Cancer cells evade immune surveillance through a layered set of adaptations: they shed or downregulate surface antigens, recruit immunosuppressive cells into the tumor microenvironment, TME, and drive T-cell exhaustion through persistent checkpoint signaling. Peptide-based vaccines aim to cut through these defenses by delivering tumor-specific antigen fragments directly to antigen-presenting cells, APCs, and training CD8+ and CD4+ T cells to seek and destroy malignant tissue. Compared to whole-cell or mRNA-based approaches, peptide vaccines offer lower manufacturing cost, longer circulation times, and straightforward conjugation to adjuvants or co-therapeutic payloads. Yet despite dozens of active clinical trials, not one peptide cancer vaccine has reached FDA approval, a gap that reflects unresolved problems in antigen selection, delivery, and overcoming the immunosuppressive TME.
Researchers in the Kimmel Group at The Ohio State University, published in Biochemistry, surveyed the current state of peptide cancer vaccination across four interconnected challenges: identifying immunogenic neoantigens, formulating optimal peptide constructs, engineering delivery vehicles, and combining vaccines with adjuvants or checkpoint inhibitors. The review draws on findings from clinical trials, preclinical mouse models, and emerging computational platforms to map where the field stands and where the critical gaps remain.
A central theme is neoantigen identification. Tumor-specific antigens, TSAs, derived from somatic mutations offer higher target specificity and lower risk of off-target autoimmunity than tumor-associated antigens, TAAs, but are far harder to identify and validate. Historically, in silico sequencing predicted neoantigen candidates with limited clinical translation, because the predictions frequently miss peptides that fail to bind HLA molecules with sufficient affinity or that are rendered invisible by the immunosuppressive TME. Liquid chromatography-tandem mass spectrometry, LC-MS/MS, provides a direct readout of the HLA-presented ligandome but suffers from a bias toward abundant peptides under standard data-dependent acquisition. Manakongtreecheep et al. addressed this with Pepyrus, a workflow combining data-independent acquisition with machine learning to expand detectable neoantigen libraries. Complementing mass-spectrometry approaches, platforms such as TumorAgDB2.0 couple curated neoantigen databases with the NeoTImmuML prediction tool, which scores immunogenicity across 78 physicochemical features. Biochemical data reinforce these computational efforts: amino acid substitutions introducing large aromatic side chains correlate with stronger T-cell responses, and modifications to non-anchor residues that stabilize the peptide:MHC complex prolong TCR contact and sustain immunogenicity.

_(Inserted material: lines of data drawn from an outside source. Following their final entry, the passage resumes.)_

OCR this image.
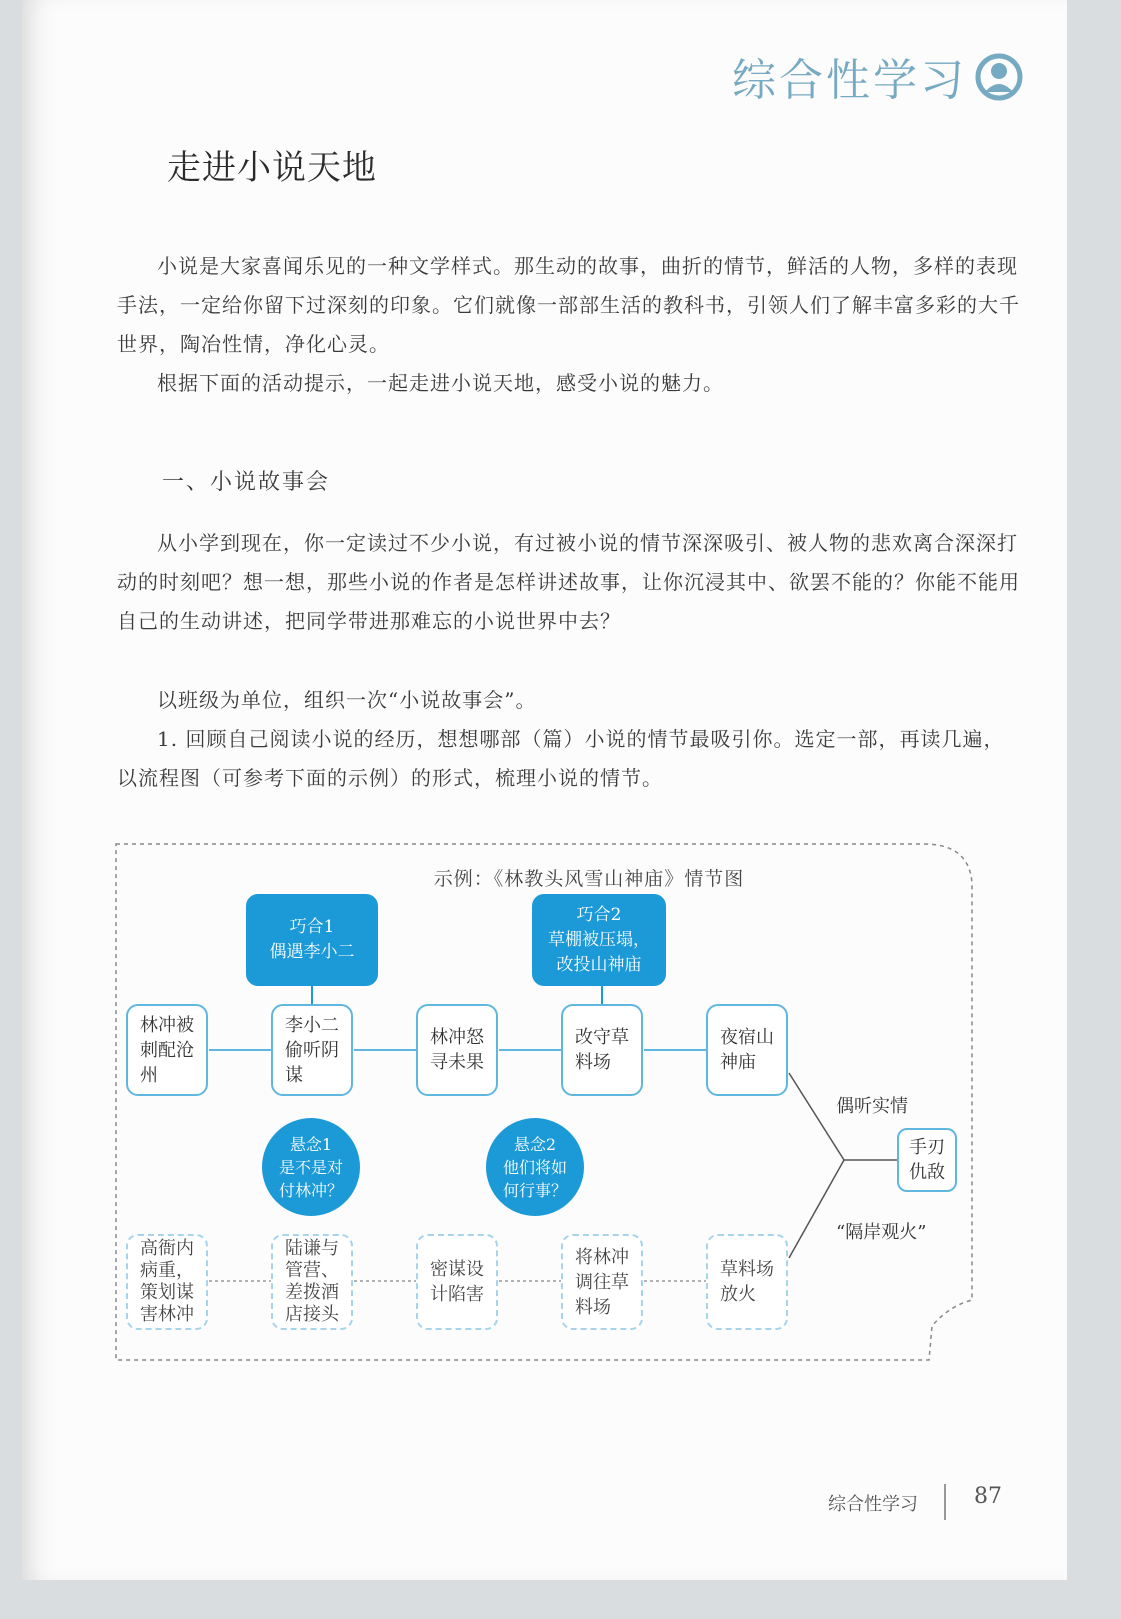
综合性学习
走进小说天地
小说是大家喜闻乐见的一种文学样式。那生动的故事，曲折的情节，鲜活的人物，多样的表现手法，一定给你留下过深刻的印象。它们就像一部部生活的教科书，引领人们了解丰富多彩的大千世界，陶冶性情，净化心灵。
根据下面的活动提示，一起走进小说天地，感受小说的魅力。
一、小说故事会
从小学到现在，你一定读过不少小说，有过被小说的情节深深吸引、被人物的悲欢离合深深打动的时刻吧？想一想，那些小说的作者是怎样讲述故事，让你沉浸其中、欲罢不能的？你能不能用自己的生动讲述，把同学带进那难忘的小说世界中去？
以班级为单位，组织一次“小说故事会”。
1. 回顾自己阅读小说的经历，想想哪部（篇）小说的情节最吸引你。选定一部，再读几遍，以流程图（可参考下面的示例）的形式，梳理小说的情节。
示例：《林教头风雪山神庙》情节图
巧合1
偶遇李小二
巧合2
草棚被压塌，
改投山神庙
林冲被
刺配沧
州
李小二
偷听阴
谋
林冲怒
寻未果
改守草
料场
夜宿山
神庙
悬念1
是不是对
付林冲？
悬念2
他们将如
何行事？
偶听实情
“隔岸观火”
手刃
仇敌
高衙内
病重，
策划谋
害林冲
陆谦与
管营、
差拨酒
店接头
密谋设
计陷害
将林冲
调往草
料场
草料场
放火
综合性学习	87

On the formulation side, synthetic long peptides, SLPs, of 25 to 35 residues outperform minimal epitopes by engaging both MHC class I and class II processing pathways, enabling CD4+/CD8+ co-activation. In a melanoma trial, SLP vaccines adjuvanted with a T-cell receptor agonist produced no disease progression in 67% of patients over 25 months, with persistent CD4+ and CD8+ responses in all evaluable participants. Recombinant overlapping peptides, ROPs, linked via the protease Cathepsin S, encode multiple epitopes in a single polypeptide chain and have generated protective cellular immunity in preclinical melanoma models; a first-in-human trial of OVM-200 is currently underway. For delivery, polymeric nanoparticles, lipid nanoparticles, cationic nanogels, and self-assembling peptide-TLR-7/8a conjugates each offer distinct advantages in protecting peptide cargo from enzymatic degradation, targeting lymph nodes, and sustaining APC uptake. Albumin-hitchhiking nanobody-STING agonist conjugates developed in the Kimmel group accumulated in tumors after systemic dosing, potentiated antitumor T-cell responses, and synergized with checkpoint blockade and adoptive cell therapy across multiple cancer subtypes. Combination with HER2-directed trastuzumab produced no disease recurrence over approximately 34 weeks in preliminary clinical data from HER2-positive breast cancer patients.
The review identifies three interlocking barriers to approval: the immunosuppressive TME, active immune evasion mechanisms including T-cell exhaustion and checkpoint upregulation, and tumor heterogeneity that enables antigen-loss escape variants. The authors argue that combination strategies pairing peptide vaccines with immune checkpoint inhibitors, STING agonists, or chemotherapy represent the most tractable near-term path to robust clinical efficacy. They also highlight that public neoantigens shared across patients, such as those arising from TP53 mutations, are more likely to be clonally expressed within tumors, reducing the risk of antigen-loss escape and making them practical targets for off-the-shelf formulations. Looking further ahead, the convergence of single-cell multi-omics, high-throughput yeast display screening, and AI-driven neoantigen discovery pipelines is expected to accelerate personalized vaccine design and extend peptide vaccination to rare cancers, infectious diseases including HIV and influenza, and settings where standard-of-care costs are prohibitive.